Vepir's observation was essentially that the sequence of triangle numbers $T\colon \mathbb{Z} \rightarrow \mathbb{Z}$ $$ T(n) = \frac{n(n+1)}{2} $$ forms a permutation when the inputs are restricted to $\{0,1,\dots,2^k-1\}$ and the outputs are considered $(\text{mod } 2^k)$. Moreover, this only works modulo powers of two.
Example
For example, when $k=3$, the sequence is $$ \begin{alignat*}{8} n: &&\ 0,\ & 1,\ & 2,\ & 3,\ & 4,\ & 5,\ & 6,\ & 7\\ T(n): &&\ 0,\ & 1,\ & 3,\ & 6,\ & 10,\ & 15,\ & 21,\ & 28\\ T(n) \pmod {8}: &&\ 0,\ & 1,\ & 3,\ & 6,\ & 2,\ & 7,\ & 5,\ & 4 \end{alignat*} $$
Question
I showed this to a colleague, and he proved it was a bijection for all $2^m$, however, his proof involved a good deal of case analysis.
Is there a quick and easy way to see that the triangle numbers restrict to a permutation if and only if $k$ is a power of two?
Also, are there examples of polynomials with rational coefficients $f \in \mathbb Q[x]$ that restrict to a permutation if and only if $k$ is a power of three? A power of four? A prime number? A Fibonacci number?
I'll be using $\equiv$ between non-integers to denote that the two sides differ by a multiple of the modulus $b^k$.
The map is a permutation, that is, bijective, exactly if $\frac12m(m+1)\equiv\frac12n(n+1)$ implies $m=n$ for $0\le m,n\lt b^k$. So assume $\frac12m(m+1)\equiv\frac12n(n+1)$. Adding $\frac18$ yields $\frac12\left(m+\frac12\right)^2\equiv\frac12\left(n+\frac12\right)^2$. Bringing both terms to one side and factoring the difference yields $\frac12\left(m+\frac12+n+\frac12\right)\left(m+\frac12-n-\frac12\right)\equiv0$, that is, $\frac12\left(m+n+1\right)\left(m-n\right)=rb^k$.

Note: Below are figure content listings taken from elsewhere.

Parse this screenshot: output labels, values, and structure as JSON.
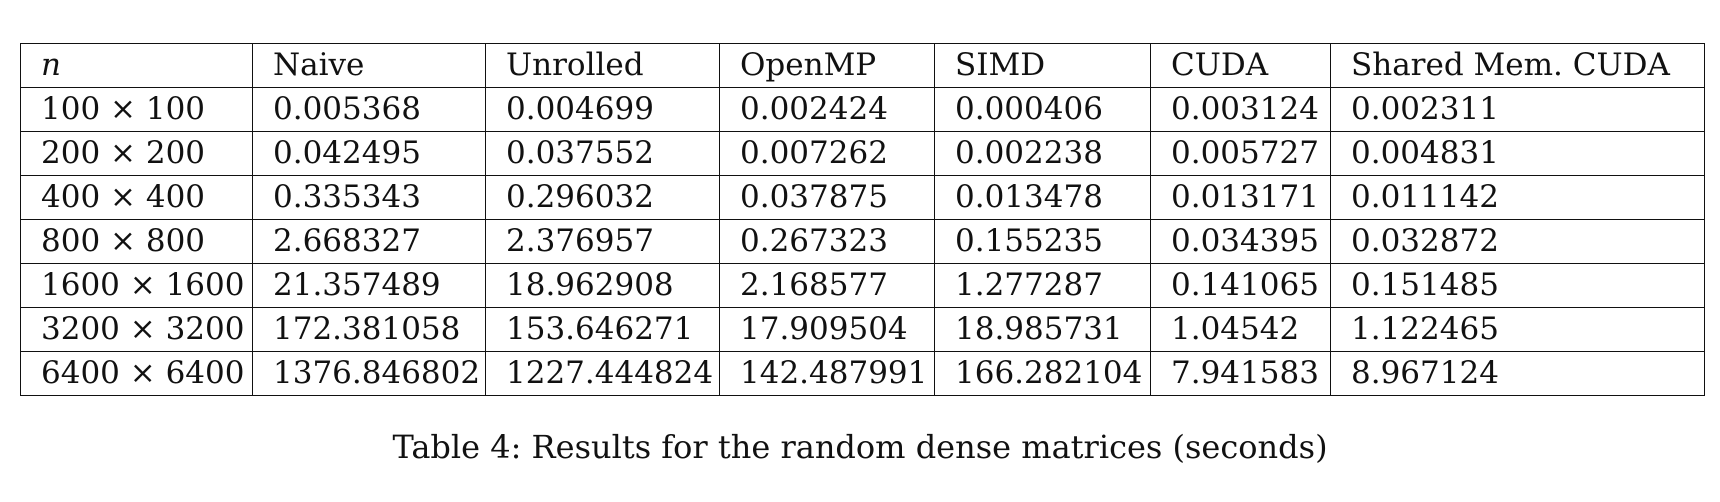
{
  "table": {
    "headers": [
      "n",
      "Naive",
      "Unrolled",
      "OpenMP",
      "SIMD",
      "CUDA",
      "Shared Mem. CUDA"
    ],
    "rows": [
      [
        "100 × 100",
        "0.005368",
        "0.004699",
        "0.002424",
        "0.000406",
        "0.003124",
        "0.002311"
      ],
      [
        "200 × 200",
        "0.042495",
        "0.037552",
        "0.007262",
        "0.002238",
        "0.005727",
        "0.004831"
      ],
      [
        "400 × 400",
        "0.335343",
        "0.296032",
        "0.037875",
        "0.013478",
        "0.013171",
        "0.011142"
      ],
      [
        "800 × 800",
        "2.668327",
        "2.376957",
        "0.267323",
        "0.155235",
        "0.034395",
        "0.032872"
      ],
      [
        "1600 × 1600",
        "21.357489",
        "18.962908",
        "2.168577",
        "1.277287",
        "0.141065",
        "0.151485"
      ],
      [
        "3200 × 3200",
        "172.381058",
        "153.646271",
        "17.909504",
        "18.985731",
        "1.04542",
        "1.122465"
      ],
      [
        "6400 × 6400",
        "1376.846802",
        "1227.444824",
        "142.487991",
        "166.282104",
        "7.941583",
        "8.967124"
      ]
    ]
  },
  "caption": "Table 4: Results for the random dense matrices (seconds)"
}
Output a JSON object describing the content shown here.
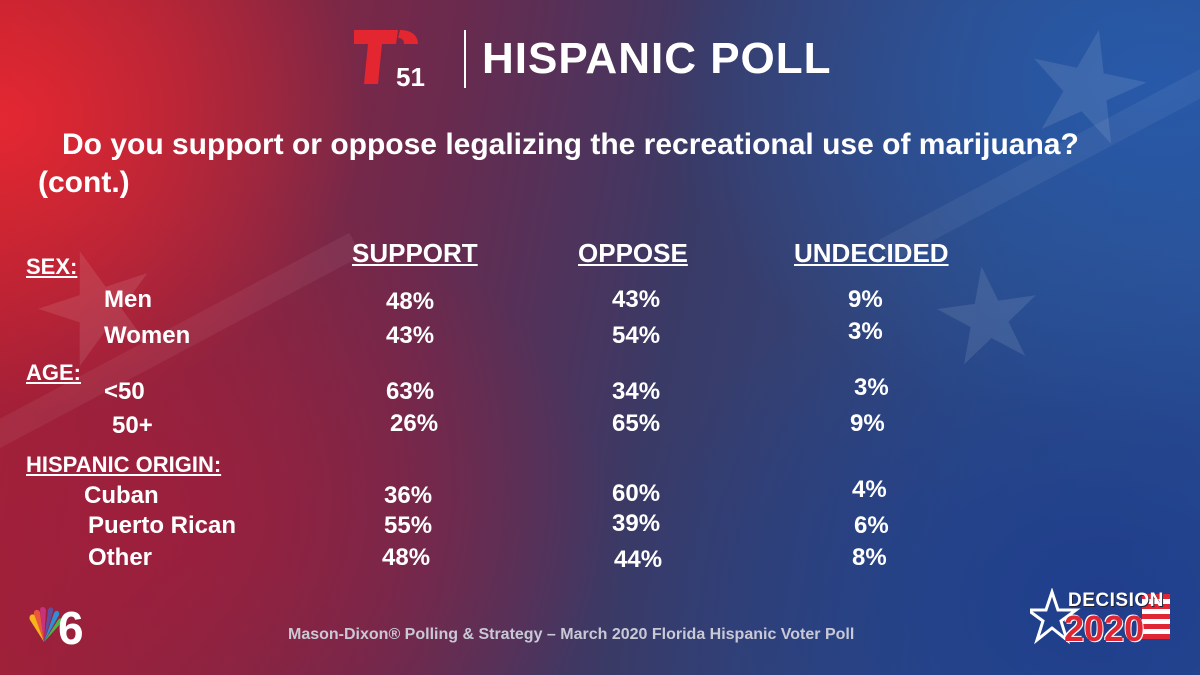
{
  "header": {
    "logo_number": "51",
    "title": "HISPANIC POLL"
  },
  "question": {
    "line1": "Do you support or oppose legalizing the recreational use of marijuana?",
    "line2": "(cont.)"
  },
  "columns": [
    "SUPPORT",
    "OPPOSE",
    "UNDECIDED"
  ],
  "sections": [
    {
      "label": "SEX:",
      "rows": [
        {
          "label": "Men",
          "values": [
            "48%",
            "43%",
            "9%"
          ]
        },
        {
          "label": "Women",
          "values": [
            "43%",
            "54%",
            "3%"
          ]
        }
      ]
    },
    {
      "label": "AGE:",
      "rows": [
        {
          "label": "<50",
          "values": [
            "63%",
            "34%",
            "3%"
          ]
        },
        {
          "label": "50+",
          "values": [
            "26%",
            "65%",
            "9%"
          ]
        }
      ]
    },
    {
      "label": "HISPANIC ORIGIN:",
      "rows": [
        {
          "label": "Cuban",
          "values": [
            "36%",
            "60%",
            "4%"
          ]
        },
        {
          "label": "Puerto Rican",
          "values": [
            "55%",
            "39%",
            "6%"
          ]
        },
        {
          "label": "Other",
          "values": [
            "48%",
            "44%",
            "8%"
          ]
        }
      ]
    }
  ],
  "footer": {
    "source": "Mason-Dixon® Polling & Strategy – March 2020 Florida Hispanic Voter Poll",
    "nbc_channel": "6",
    "decision_word": "DECISION",
    "decision_year": "2020"
  },
  "colors": {
    "telemundo_red": "#e3262f",
    "bg_red": "#b0202f",
    "bg_blue": "#2a4f93"
  },
  "icons": [
    "telemundo-t-logo",
    "nbc-peacock-logo",
    "decision-2020-star-logo"
  ]
}
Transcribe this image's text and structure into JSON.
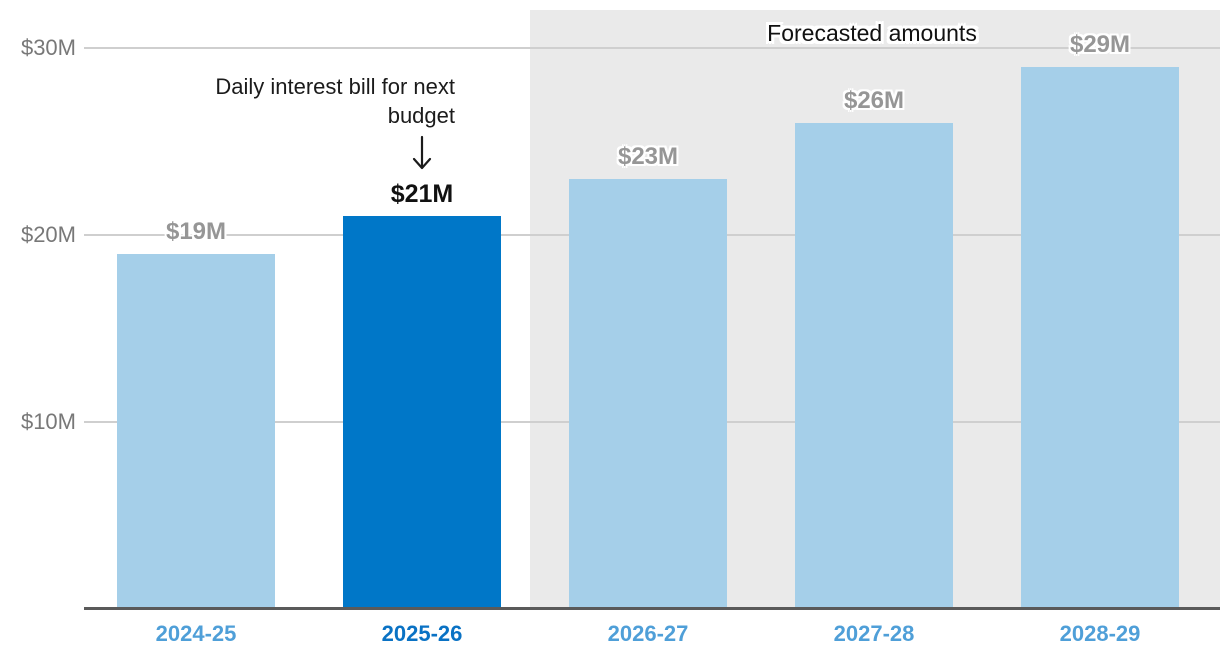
{
  "chart_data": {
    "type": "bar",
    "categories": [
      "2024-25",
      "2025-26",
      "2026-27",
      "2027-28",
      "2028-29"
    ],
    "values": [
      19,
      21,
      23,
      26,
      29
    ],
    "value_labels": [
      "$19M",
      "$21M",
      "$23M",
      "$26M",
      "$29M"
    ],
    "highlight_index": 1,
    "forecast": {
      "label": "Forecasted amounts",
      "start_index": 2,
      "end_index": 4
    },
    "annotation": {
      "lines": [
        "Daily interest bill for next",
        "budget"
      ],
      "target_category": "2025-26"
    },
    "y_ticks": [
      {
        "value": 30,
        "label": "$30M"
      },
      {
        "value": 20,
        "label": "$20M"
      },
      {
        "value": 10,
        "label": "$10M"
      }
    ],
    "ylim": [
      0,
      32.5
    ],
    "grid": true,
    "legend": null,
    "colors": {
      "bar": "#a5cfe9",
      "bar_highlight": "#0077c8",
      "x_label": "#4f9fd8",
      "x_label_highlight": "#0a72c4",
      "y_label": "#787878",
      "value_label": "#969696",
      "value_label_highlight": "#111111",
      "grid_line": "#cfcfcf",
      "axis_line": "#5a5a5a",
      "forecast_bg": "#eaeaea",
      "annotation_text": "#1b1b1b"
    }
  }
}
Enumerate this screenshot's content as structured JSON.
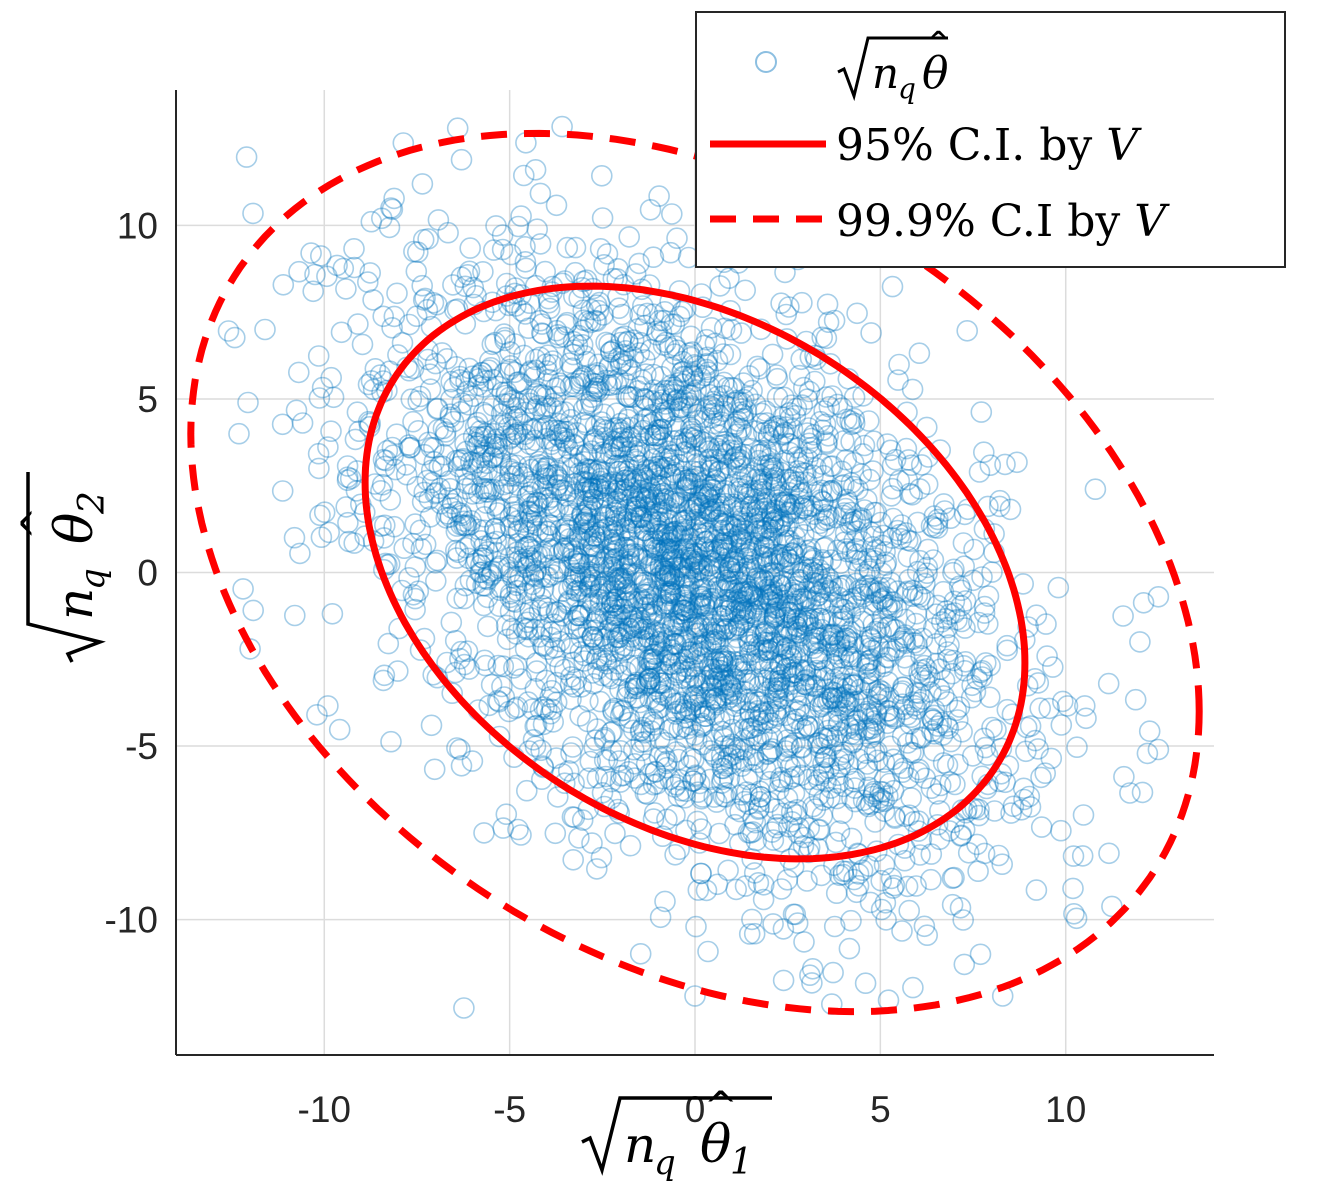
{
  "chart_data": {
    "type": "scatter",
    "title": "",
    "xlabel": "√n_q θ̂₁",
    "ylabel": "√n_q θ̂₂",
    "xlim": [
      -14,
      14
    ],
    "ylim": [
      -13.9,
      13.9
    ],
    "x_ticks": [
      -10,
      -5,
      0,
      5,
      10
    ],
    "y_ticks": [
      -10,
      -5,
      0,
      5,
      10
    ],
    "x_tick_labels": [
      "-10",
      "-5",
      "0",
      "5",
      "10"
    ],
    "y_tick_labels": [
      "-10",
      "-5",
      "0",
      "5",
      "10"
    ],
    "grid": true,
    "legend_position": "top-right",
    "scatter": {
      "name": "√n_q θ̂",
      "color": "#0072BD",
      "n_points": 4000,
      "distribution": {
        "mean": [
          0,
          0
        ],
        "covariance": [
          [
            16.2,
            -7.8
          ],
          [
            -7.8,
            17.5
          ]
        ]
      },
      "extreme_points": [
        {
          "x": -6.4,
          "y": 12.8
        },
        {
          "x": -4.3,
          "y": 11.6
        },
        {
          "x": -8.2,
          "y": 10.5
        },
        {
          "x": -12.3,
          "y": 4.0
        },
        {
          "x": -11.6,
          "y": 7.0
        },
        {
          "x": -10.3,
          "y": 8.1
        },
        {
          "x": -10.2,
          "y": -4.1
        },
        {
          "x": -12.0,
          "y": -2.2
        },
        {
          "x": 12.5,
          "y": -0.7
        },
        {
          "x": 12.5,
          "y": -5.1
        },
        {
          "x": 10.8,
          "y": 2.4
        },
        {
          "x": 8.3,
          "y": -12.2
        },
        {
          "x": 0.0,
          "y": -12.2
        },
        {
          "x": 3.1,
          "y": -11.6
        },
        {
          "x": 7.7,
          "y": -11.0
        },
        {
          "x": 12.0,
          "y": -2.0
        }
      ]
    },
    "series": [
      {
        "name": "95% C.I. by V",
        "color": "#FF0000",
        "style": "solid",
        "ellipse": {
          "center": [
            0,
            0
          ],
          "x_extent": 8.9,
          "y_extent": 8.25,
          "at_x_max_y": -2.6,
          "at_y_max_x": -3.1
        }
      },
      {
        "name": "99.9% C.I by V",
        "color": "#FF0000",
        "style": "dashed",
        "ellipse": {
          "center": [
            0,
            0
          ],
          "x_extent": 13.6,
          "y_extent": 12.65,
          "at_x_max_y": -4.0,
          "at_y_max_x": -4.8
        }
      }
    ],
    "legend": {
      "entries": [
        {
          "label": "√n_q θ̂",
          "marker": "circle"
        },
        {
          "prefix": "95% C.I. by ",
          "var": "V",
          "marker": "solid-line"
        },
        {
          "prefix": "99.9% C.I by ",
          "var": "V",
          "marker": "dashed-line"
        }
      ]
    }
  }
}
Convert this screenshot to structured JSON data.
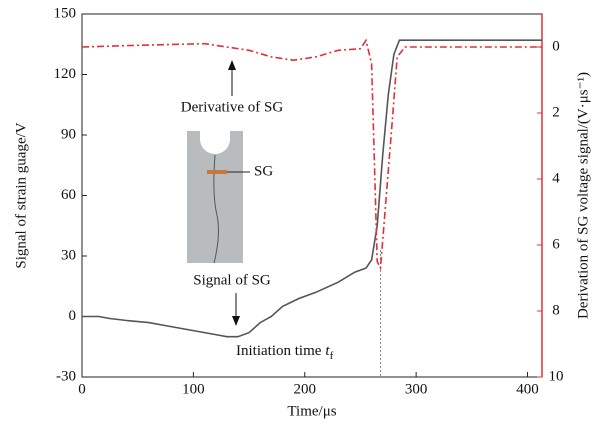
{
  "chart_data": {
    "type": "line",
    "xlabel": "Time/μs",
    "ylabel": "Signal of strain guage/V",
    "y2label": "Derivation of SG voltage signal/(V·μs⁻¹)",
    "xlim": [
      0,
      413
    ],
    "xticks": [
      0,
      100,
      200,
      300,
      400
    ],
    "ylim": [
      -30,
      150
    ],
    "yticks": [
      -30,
      0,
      30,
      60,
      90,
      120,
      150
    ],
    "y2lim": [
      10,
      -1
    ],
    "y2ticks": [
      0,
      2,
      4,
      6,
      8,
      10
    ],
    "series": [
      {
        "name": "Signal of SG",
        "color": "#555555",
        "axis": "y",
        "x": [
          0,
          15,
          25,
          40,
          60,
          80,
          100,
          120,
          130,
          140,
          150,
          160,
          170,
          180,
          195,
          210,
          230,
          245,
          255,
          260,
          265,
          270,
          275,
          280,
          285,
          290,
          413
        ],
        "values": [
          0,
          0,
          -1,
          -2,
          -3,
          -5,
          -7,
          -9,
          -10,
          -10,
          -8,
          -3,
          0,
          5,
          9,
          12,
          17,
          22,
          24,
          28,
          45,
          80,
          110,
          130,
          137,
          137,
          137
        ]
      },
      {
        "name": "Derivative of SG",
        "color": "#e0303a",
        "axis": "y2",
        "x": [
          0,
          50,
          110,
          130,
          150,
          170,
          190,
          210,
          230,
          250,
          255,
          260,
          265,
          268,
          272,
          278,
          283,
          290,
          413
        ],
        "values": [
          0,
          -0.05,
          -0.1,
          0,
          0.1,
          0.3,
          0.4,
          0.3,
          0.1,
          0.05,
          -0.2,
          0.5,
          6.5,
          6.7,
          5,
          2.5,
          0.3,
          0,
          0
        ]
      }
    ],
    "annotations": {
      "sg": "SG",
      "initiation": "Initiation time",
      "t": "t",
      "f": "f",
      "initiation_x": 268
    }
  }
}
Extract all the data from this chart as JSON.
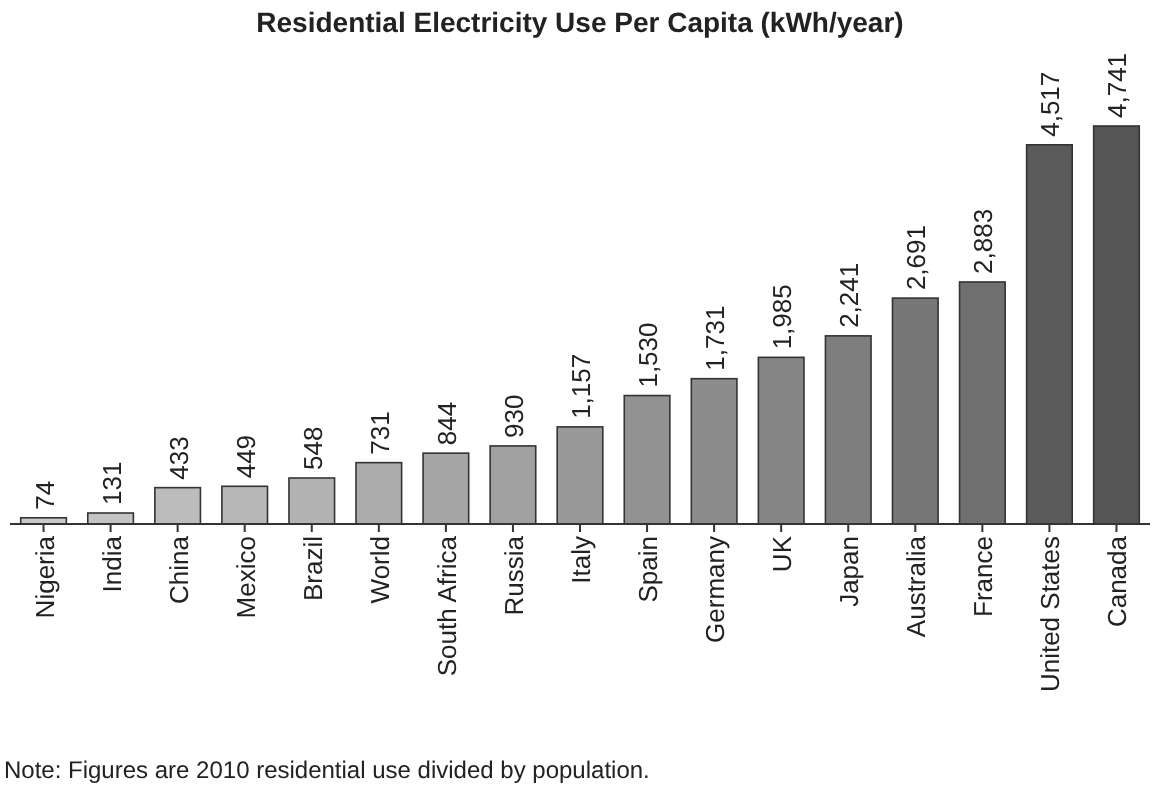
{
  "chart_data": {
    "type": "bar",
    "title": "Residential Electricity Use Per Capita (kWh/year)",
    "categories": [
      "Nigeria",
      "India",
      "China",
      "Mexico",
      "Brazil",
      "World",
      "South Africa",
      "Russia",
      "Italy",
      "Spain",
      "Germany",
      "UK",
      "Japan",
      "Australia",
      "France",
      "United States",
      "Canada"
    ],
    "values": [
      74,
      131,
      433,
      449,
      548,
      731,
      844,
      930,
      1157,
      1530,
      1731,
      1985,
      2241,
      2691,
      2883,
      4517,
      4741
    ],
    "colors": [
      "#c9c9c9",
      "#c4c4c4",
      "#bcbcbc",
      "#b8b8b8",
      "#b3b3b3",
      "#acacac",
      "#a6a6a6",
      "#a0a0a0",
      "#999999",
      "#929292",
      "#8c8c8c",
      "#858585",
      "#7e7e7e",
      "#777777",
      "#707070",
      "#5a5a5a",
      "#555555"
    ],
    "value_labels": [
      "74",
      "131",
      "433",
      "449",
      "548",
      "731",
      "844",
      "930",
      "1,157",
      "1,530",
      "1,731",
      "1,985",
      "2,241",
      "2,691",
      "2,883",
      "4,517",
      "4,741"
    ],
    "annotations": [
      "Note: Figures are 2010 residential use divided by population."
    ]
  }
}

Now if $b=2$, since $m+n+1$ and $m-n$ have different parity, at most one of them can contribute factors of $2$. Moreover, since $m,n\lt 2^k$, either factor can contain at most $k$ factors of $2$ unless $m=n$. One factor is divided out by the factor $\frac12$, so the equation cannot be fulfilled unless $m=n$.
This argument doesn't work for $b\ne2$; indeed we can always choose $m=b^k-1$ and $n=0$ to get $k$ factors of $b$ in $n+k+1$, and none of them are divided out.